Share

Obama: Rejecting Iran deal would lead to Mideast war

The White House has urged lawmakers to vote exclusively on the deal’s ability to prevent Iran from building a bomb, not on its other destabilizing activities or anti-American sentiments. And as someone who does firmly believe that Iran must not get a nuclear weapon and who has wrestled with this issue since the beginning of my presidency, I can tell you that alternatives to military actions will have been exhausted once we reject a hard-won diplomatic solution that the world nearly unanimously supports.

Advertisement

House Foreign Affairs Committee Ranking Member Eliot Engel, Schumer’s New York colleague, also officially announced he was against the deal, despite a one-on-one meeting with Obama last week.

Schumer’s decision also puts him at odds with the Democrats’ likely presidential nominee, Hillary Rodham Clinton, who has cautiously embraced the deal. Republicans, who control the House and Senate, are uniformly opposed to the deal.

There are “a couple of – maybe three – key senators on the Democratic side that, depending on which way they go, will sway a number of others”, said Tennessee Republican Bob Corker, current chairman of the Senate Foreign Committee, though he declined to name them.

A White House official suggested Thursday that Schumer’s announcement of opposition came only after enough Democratic support was assured to keep the plan intact.

During the recess, outside groups opposed to the deal will be pouring tens of millions of dollars into campaign-style efforts to sway wavering Democrats and shape public opinion to ramp up pressure around the fall debate in Congress. They will be broadcasting ads, sending out mailings and visiting members’ home-state offices.

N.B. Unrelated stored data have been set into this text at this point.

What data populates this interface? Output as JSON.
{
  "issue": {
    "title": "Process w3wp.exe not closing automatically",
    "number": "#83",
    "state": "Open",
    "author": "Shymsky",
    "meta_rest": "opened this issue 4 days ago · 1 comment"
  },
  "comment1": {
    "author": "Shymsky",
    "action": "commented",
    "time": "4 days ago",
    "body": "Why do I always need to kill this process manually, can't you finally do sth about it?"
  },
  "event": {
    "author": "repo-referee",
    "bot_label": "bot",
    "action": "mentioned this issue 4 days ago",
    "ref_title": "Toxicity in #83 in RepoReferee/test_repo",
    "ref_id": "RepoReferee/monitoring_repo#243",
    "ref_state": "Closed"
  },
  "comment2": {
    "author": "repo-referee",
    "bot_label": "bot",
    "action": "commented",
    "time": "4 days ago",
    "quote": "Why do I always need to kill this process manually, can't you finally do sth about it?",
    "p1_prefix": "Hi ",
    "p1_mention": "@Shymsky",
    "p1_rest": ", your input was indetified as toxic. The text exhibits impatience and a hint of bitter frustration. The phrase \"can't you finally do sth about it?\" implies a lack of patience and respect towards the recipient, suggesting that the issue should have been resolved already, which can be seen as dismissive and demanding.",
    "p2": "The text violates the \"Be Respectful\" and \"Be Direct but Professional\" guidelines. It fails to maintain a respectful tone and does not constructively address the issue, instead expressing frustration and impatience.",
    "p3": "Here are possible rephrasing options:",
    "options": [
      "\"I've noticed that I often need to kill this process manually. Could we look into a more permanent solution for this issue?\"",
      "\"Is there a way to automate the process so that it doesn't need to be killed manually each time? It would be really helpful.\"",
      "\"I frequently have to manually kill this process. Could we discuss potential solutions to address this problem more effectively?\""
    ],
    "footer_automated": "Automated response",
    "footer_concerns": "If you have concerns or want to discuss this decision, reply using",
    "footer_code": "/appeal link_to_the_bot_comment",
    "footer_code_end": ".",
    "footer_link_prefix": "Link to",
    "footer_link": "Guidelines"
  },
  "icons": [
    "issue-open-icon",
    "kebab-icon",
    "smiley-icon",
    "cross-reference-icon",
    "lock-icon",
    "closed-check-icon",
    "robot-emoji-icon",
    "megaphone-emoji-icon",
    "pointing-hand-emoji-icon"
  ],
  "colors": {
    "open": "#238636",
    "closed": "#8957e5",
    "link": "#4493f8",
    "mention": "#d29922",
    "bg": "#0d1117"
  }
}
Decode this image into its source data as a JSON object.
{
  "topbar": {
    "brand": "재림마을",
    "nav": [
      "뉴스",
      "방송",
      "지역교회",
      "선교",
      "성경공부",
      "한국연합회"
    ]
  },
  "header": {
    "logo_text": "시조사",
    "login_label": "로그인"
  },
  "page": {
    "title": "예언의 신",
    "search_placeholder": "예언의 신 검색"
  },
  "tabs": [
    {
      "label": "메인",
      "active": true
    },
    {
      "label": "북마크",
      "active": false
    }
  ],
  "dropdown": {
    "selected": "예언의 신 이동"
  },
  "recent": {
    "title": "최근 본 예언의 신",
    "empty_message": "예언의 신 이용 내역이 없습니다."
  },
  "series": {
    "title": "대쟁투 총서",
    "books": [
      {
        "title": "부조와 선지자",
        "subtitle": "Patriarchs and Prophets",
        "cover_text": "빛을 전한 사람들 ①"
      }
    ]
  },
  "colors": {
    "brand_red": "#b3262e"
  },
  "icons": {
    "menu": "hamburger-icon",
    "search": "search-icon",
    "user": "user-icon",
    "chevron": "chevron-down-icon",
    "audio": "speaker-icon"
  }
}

But a series of videos showing Planned Parenthood officials discussing the sale of fetal tissue has triggered a new controversy over federal funding for the non-profit group. They now say the war was a mistake. And Schumer’s opposition now coming weeks before the vote could provide cover for any who anxious about breaking with their party.

But in recent days a steady stream of public endorsements made supporters more confident they would have a firewall in place to uphold the deal.

“I’ve got work to do”, Democratic Sen.

McConnell pointedly objected to those remarks, saying, “The president ought to treat this like a serious national security debate rather than a political campaign and tone down the rhetoric and talk about the facts”. But the fact is, partly due to American military and intelligence assistance, which my administration has provided at unprecedented levels, Israel can defend itself against any conventional danger, whether from Iran directly or from its proxies. Mark Warner of Virginia, another Democrat wrestling with how to vote, told CNN.

AU students and staff from all schools in the University also attended, with each school allocated tickets to engage the AU community, according to James Goldgeier, Dean of the School of worldwide Service. “I’m about a third of the way through the process”.

-Pope Francis’ first-ever papal address to Congress on September 24 has sparked the most requests for invitations he’s aware of for any speech to Congress. “On the front end, ask tough questions, subject our own assumptions to evidence and analysis, resist the conventional wisdom and the drumbeat of war, worry less about being labeled weak, worry more about getting it right”.

Though much of his attack was directed at Republicans – he accused them of making “common cause” with hardliners in Tehran chanting “Death to America” – it’s unclear whether the President’s sharpened message will backfire with those Democrats that he most needs to convince. As of Wednesday afternoon, 16 House Democrats and 11 senators had publicly declared their support for the deal. “What I’ve heard instead are the same types of arguments that we heard in the run-up to the Iraq war”.

Advertisement

“I don’t oppose this deal because I want war”, said Netanyahu.